Yup. I already installed libmcrypt from rpmforge, before posting. I had also visited the site you mention, but there is only an FC4 rpm there and no srpm to rebuild from to make one for my system, so I'm still stumped. Or can I just install the FC4 rpm?
On 11/8/06, Shaun T. Erickson sterickson@gmail.com wrote:
On 11/8/06, Jim Perrin jperrin@gmail.com wrote:
http://phprpms.sourceforge.net/ This requires rpmforge/dag.wieers.com repositories to be enabled so that libmcrypt can be installed.
Yup. I already installed libmcrypt from rpmforge, before posting. I had also visited the site you mention, but there is only an FC4 rpm there and no srpm to rebuild from to make one for my system, so I'm still stumped. Or can I just install the FC4 rpm?
Huh? It lists rpms for the following: FC4 FC3 FC2 RHEL3 RHEL4 RHEL4-x86_64 php-mcrypt-5.0.4-10.1.i386.rpm php-mcrypt-4.3.11-2.5.1.i386.rpm php-mcrypt-4.3.10-2.4.2.i386.rpm php-mcrypt-4.3.2-26.ent.1.i386.rpm php-mcrypt-4.3.9-3.2.1.i386.rpm php-mcrypt-4.3.9-3.9.1.x86_64.rpm
On 11/8/06, Jim Perrin jperrin@gmail.com wrote:
Huh? It lists rpms for the following: FC4 FC3 FC2 RHEL3 RHEL4 RHEL4-x86_64
php-mcrypt-5.0.4-10.1.i386.rpm php-mcrypt-4.3.11-2.5.1.i386.rpm php-mcrypt-4.3.10-2.4.2.i386.rpm php-mcrypt-4.3.2-26.ent.1.i386.rpm php-mcrypt-4.3.9-3.2.1.i386.rpm php-mcrypt-4.3.9-3.9.1.x86_64.rpm
My system is running php 5.0.4. It and all the other php-* rpms on my system are 5.0.4-5. The only 5.04 rpm on that site is the one for FC4, and there is no srpm that I might recompile for use on my system.
Shaun T. Erickson wrote:
I see that there are a plethora of php extensions available as rpms, from the centos repositories, but not the php-mcrypt extension. I'm trying to stick to an rpm-only system and haven't found one that provides this, yet, for my 4.4 system.
Is there any plan to add this to the repository in the near future (if at all)? Does anyone know where I can get it, otherwise? I see there is one for FC4. Perhaps I can do a --rebuild on it?
Get SRPM for PHP. Edit the php.spec file and add subpackages for any extensions you might want, and rebuild using that spec file. The php.spec file is nicely organized. What you need to change is the configure command (add extensions you want), and define new subpackages for your extensions (copy&paste definitions for existing subpackages and change names). It's fairly trivial. If you have problems with editing it, let me know and I could send you the php.spec file I'm using (that has mcrypt extension enabled among other things).

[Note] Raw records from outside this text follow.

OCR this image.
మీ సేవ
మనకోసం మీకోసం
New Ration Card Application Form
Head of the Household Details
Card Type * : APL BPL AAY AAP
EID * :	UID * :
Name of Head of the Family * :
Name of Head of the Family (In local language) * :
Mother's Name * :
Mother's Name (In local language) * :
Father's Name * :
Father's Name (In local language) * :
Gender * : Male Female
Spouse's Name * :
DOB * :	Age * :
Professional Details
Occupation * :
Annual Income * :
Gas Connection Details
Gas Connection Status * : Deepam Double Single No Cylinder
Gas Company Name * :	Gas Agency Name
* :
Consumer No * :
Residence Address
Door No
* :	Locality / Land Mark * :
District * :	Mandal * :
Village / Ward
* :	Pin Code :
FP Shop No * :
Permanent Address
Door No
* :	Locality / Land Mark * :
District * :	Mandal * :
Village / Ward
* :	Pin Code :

BTW, once you have "custom" PHP subpackage installed (for example php-mcrypt), you'll have to rebuild it by hand every time there is a security update. The dependencies will prevent automatic upgrade of main php package (php-* subpackages always depend on exactly the same version of main php package). There's an update for PHP coming (Red Hat already released it for RHEL4). You might want to wait for a day or two for CentOS to release it, and than rebuild.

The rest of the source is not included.